Quick Start with Docker
# Clone the repository
git clone https://github.com/keboola/agnes-the-ai-analyst.git
cd agnes-the-ai-analyst
# Copy and edit configuration
cp config/instance.yaml.example config/instance.yaml
cp config/.env.template .env
# Edit both files for your environment
# Start the app and scheduler
docker compose up
# Start with all optional services (Telegram bot, etc.)
docker compose --profile full up
# Start with TLS (Caddy on :443 with corporate-CA certs from /data/state/certs)
docker compose -f docker-compose.yml -f docker-compose.prod.yml -f docker-compose.tls.yml \
--profile tls up -d
Once running, the FastAPI app is available at http://localhost:8000 (or https://$DOMAIN in TLS mode). See docs/DEPLOYMENT.md for cert provisioning + auto-rotation via scripts/ops/agnes-tls-rotate.sh. Trigger a manual sync:
curl -X POST http://localhost:8000/api/sync/trigger
Development Setup
# Create and activate virtual environment
python3 -m venv .venv && source .venv/bin/activate
# Install dependencies
uv pip install ".[dev]"
# Run FastAPI locally with hot reload
uvicorn app.main:app --reload
# Run the test suite
pytest tests/ -v
Project Structure
├── src/ # Core engine
│ ├── db.py # DuckDB schema (system.duckdb, analytics.duckdb)
│ ├── orchestrator.py # SyncOrchestrator — ATTACHes extract.duckdb files
│ ├── repositories/ # DuckDB-backed CRUD (sync_state, table_registry, users, etc.)
│ ├── profiler.py # Data profiling
│ └── catalog_export.py # OpenMetadata catalog export
├── app/ # FastAPI application
│ ├── main.py # App setup, router registration
│ ├── api/ # REST API (sync, data, catalog, admin, auth)
│ ├── auth/ # Auth providers (Google OAuth, email magic link, desktop JWT)
│ └── web/ # HTML dashboard routes
├── connectors/ # Data source connectors (extract.duckdb contract)
│ ├── keboola/ # Keboola: extractor.py (DuckDB extension) + client.py (fallback)
│ ├── bigquery/ # BigQuery: extractor.py (remote-only via DuckDB BQ extension)

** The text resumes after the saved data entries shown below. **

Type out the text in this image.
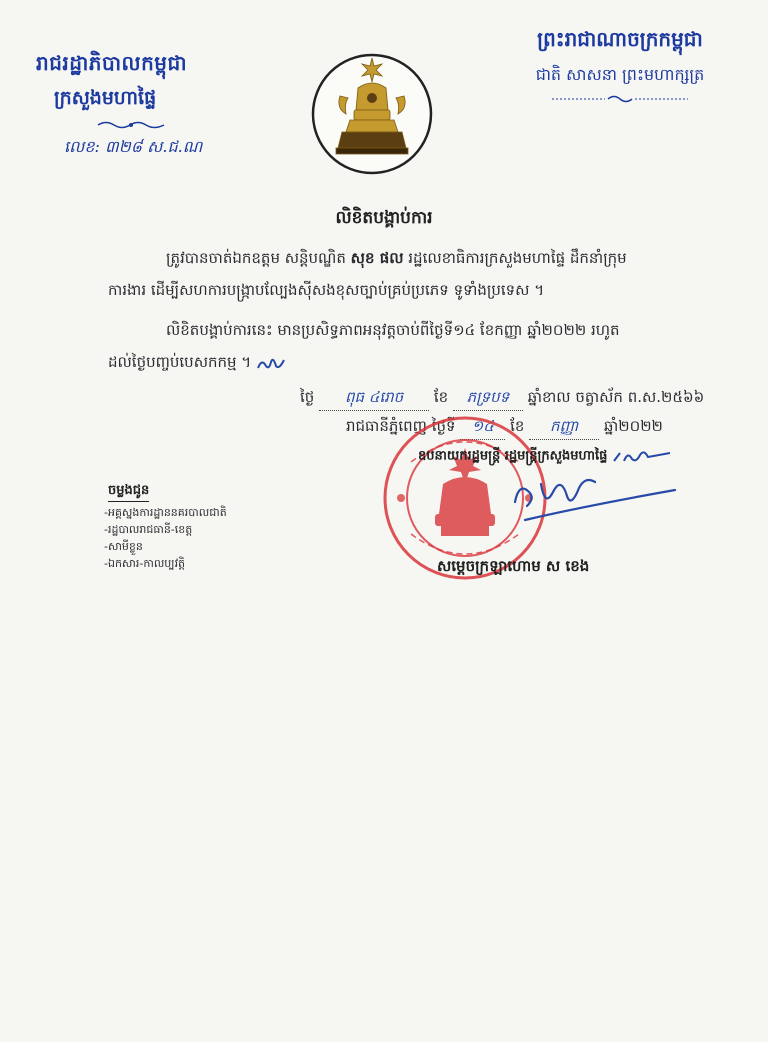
រាជរដ្ឋាភិបាលកម្ពុជា
ក្រសួងមហាផ្ទៃ
លេខ: ៣២៨ ស.ជ.ណ
ព្រះរាជាណាចក្រកម្ពុជា
ជាតិ សាសនា ព្រះមហាក្សត្រ
លិខិតបង្គាប់ការ
ត្រូវបានចាត់ឯកឧត្តម សន្តិបណ្ឌិត សុខ ផល រដ្ឋលេខាធិការក្រសួងមហាផ្ទៃ ដឹកនាំក្រុម
ការងារ ដើម្បីសហការបង្ក្រាបល្បែងស៊ីសងខុសច្បាប់គ្រប់ប្រភេទ ទូទាំងប្រទេស ។
លិខិតបង្គាប់ការនេះ មានប្រសិទ្ធភាពអនុវត្តចាប់ពីថ្ងៃទី១៤ ខែកញ្ញា ឆ្នាំ២០២២ រហូត
ដល់ថ្ងៃបញ្ចប់បេសកកម្ម ។
ថ្ងៃ ពុធ ៤រោច ខែ ភទ្របទ ឆ្នាំខាល ចត្វាស័ក ព.ស.២៥៦៦
រាជធានីភ្នំពេញ ថ្ងៃទី ១៤ ខែ កញ្ញា ឆ្នាំ២០២២
ឧបនាយករដ្ឋមន្ត្រី រដ្ឋមន្ត្រីក្រសួងមហាផ្ទៃ
សម្តេចក្រឡាហោម ស ខេង
ចម្លងជូន
-អគ្គស្នងការដ្ឋាននគរបាលជាតិ
-រដ្ឋបាលរាជធានី-ខេត្ត
-សាមីខ្លួន
-ឯកសារ-កាលប្បវត្តិ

│ └── jira/ # Jira: webhook + incremental parquet → extract.duckdb
├── cli/ # CLI tool (`da sync`, `da query`, `da admin`)
├── services/ # Standalone services (scheduler, telegram_bot, ws_gateway, etc.)

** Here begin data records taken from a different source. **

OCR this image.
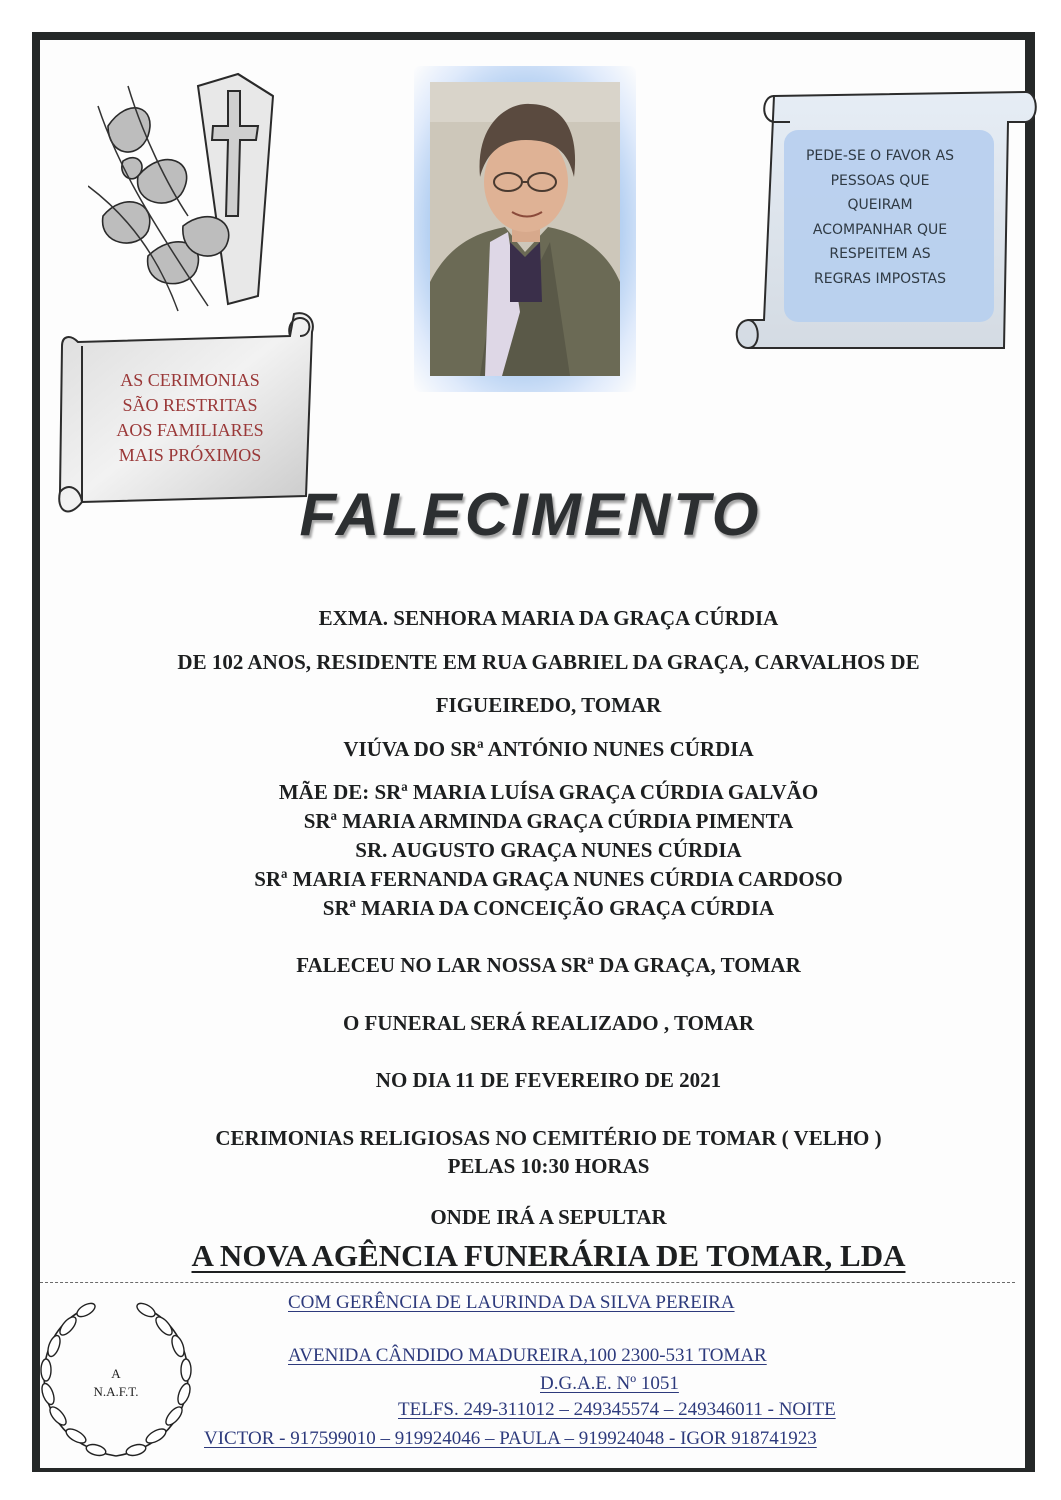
PEDE-SE O FAVOR AS
PESSOAS QUE
QUEIRAM
ACOMPANHAR QUE
RESPEITEM AS
REGRAS IMPOSTAS
AS CERIMONIAS
SÃO RESTRITAS
AOS FAMILIARES
MAIS PRÓXIMOS
FALECIMENTO

EXMA. SENHORA MARIA DA GRAÇA CÚRDIA

DE 102 ANOS, RESIDENTE EM RUA GABRIEL DA GRAÇA, CARVALHOS DE

FIGUEIREDO, TOMAR

VIÚVA DO SRª ANTÓNIO NUNES CÚRDIA

MÃE DE: SRª MARIA LUÍSA GRAÇA CÚRDIA GALVÃO

SRª MARIA ARMINDA GRAÇA CÚRDIA PIMENTA

SR. AUGUSTO GRAÇA NUNES CÚRDIA

SRª MARIA FERNANDA GRAÇA NUNES CÚRDIA CARDOSO

SRª MARIA DA CONCEIÇÃO GRAÇA CÚRDIA

FALECEU NO LAR NOSSA SRª DA GRAÇA, TOMAR

O FUNERAL SERÁ REALIZADO , TOMAR

NO DIA 11 DE FEVEREIRO DE 2021

CERIMONIAS RELIGIOSAS NO CEMITÉRIO DE TOMAR ( VELHO )

PELAS 10:30 HORAS

ONDE IRÁ A SEPULTAR

A NOVA AGÊNCIA FUNERÁRIA DE TOMAR, LDA
COM GERÊNCIA DE LAURINDA DA SILVA PEREIRA
AVENIDA CÂNDIDO MADUREIRA,100 2300-531 TOMAR
D.G.A.E. Nº 1051
TELFS. 249-311012 – 249345574 – 249346011 - NOITE
VICTOR - 917599010 – 919924046 – PAULA – 919924048 - IGOR 918741923
A
N.A.F.T.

├── scripts/ # Utility + migration scripts
├── config/ # Configuration templates (instance.yaml.example)
├── docs/ # Documentation + metric YAML definitions
└── tests/ # Test suite (633 tests)
Configuration
| File | Purpose |
|---|---|
config/instance.yaml |
Instance-specific settings: branding, data source type, auth provider, Google domain |
.env |
Secrets and environment variables — never committed |
system.duckdb table_registry table |
Table definitions managed via POST /api/admin/register-table (or PUT /api/admin/registry/{id} to update) or the web UI |
Copy the example to get started:
cp config/instance.yaml.example config/instance.yaml
See config/instance.yaml.example for all available options.
Documentation
- Hackathon TL;DR — condensed deploy + dev playbooks (for both humans and AI agents)

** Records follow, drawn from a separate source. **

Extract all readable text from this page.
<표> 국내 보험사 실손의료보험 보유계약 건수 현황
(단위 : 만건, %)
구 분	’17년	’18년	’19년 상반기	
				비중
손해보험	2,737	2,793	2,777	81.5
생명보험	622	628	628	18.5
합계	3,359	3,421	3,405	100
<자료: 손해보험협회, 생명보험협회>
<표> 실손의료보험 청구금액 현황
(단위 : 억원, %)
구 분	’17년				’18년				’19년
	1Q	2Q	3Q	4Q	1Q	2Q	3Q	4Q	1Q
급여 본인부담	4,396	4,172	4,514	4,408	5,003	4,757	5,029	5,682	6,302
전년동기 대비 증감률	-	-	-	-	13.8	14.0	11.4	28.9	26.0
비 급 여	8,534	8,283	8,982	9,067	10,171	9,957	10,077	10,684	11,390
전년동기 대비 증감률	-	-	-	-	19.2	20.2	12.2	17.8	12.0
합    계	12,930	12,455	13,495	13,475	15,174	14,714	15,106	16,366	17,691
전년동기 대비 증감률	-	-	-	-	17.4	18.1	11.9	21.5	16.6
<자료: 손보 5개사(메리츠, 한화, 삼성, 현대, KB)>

- Onboarding Guide — end-to-end Terraform deployment into a GCP project (recommended for production)
- Deployment Guide — chooses between Terraform and Docker Compose; covers OSS self-host
- Configuration Reference —
instance.yaml, env vars, per-instance options - Architecture — orchestrator, extractors, DB layout
- Quickstart — local development
Contributing
- Fork the repository and create a feature branch.
- Run
pytest tests/ -vto verify all tests pass before opening a pull request. - Keep commits focused and messages concise.
- Open a pull request against
mainwith a clear description of the change.
For bugs and feature requests, open a GitHub issue.
License
This project is licensed under the MIT License.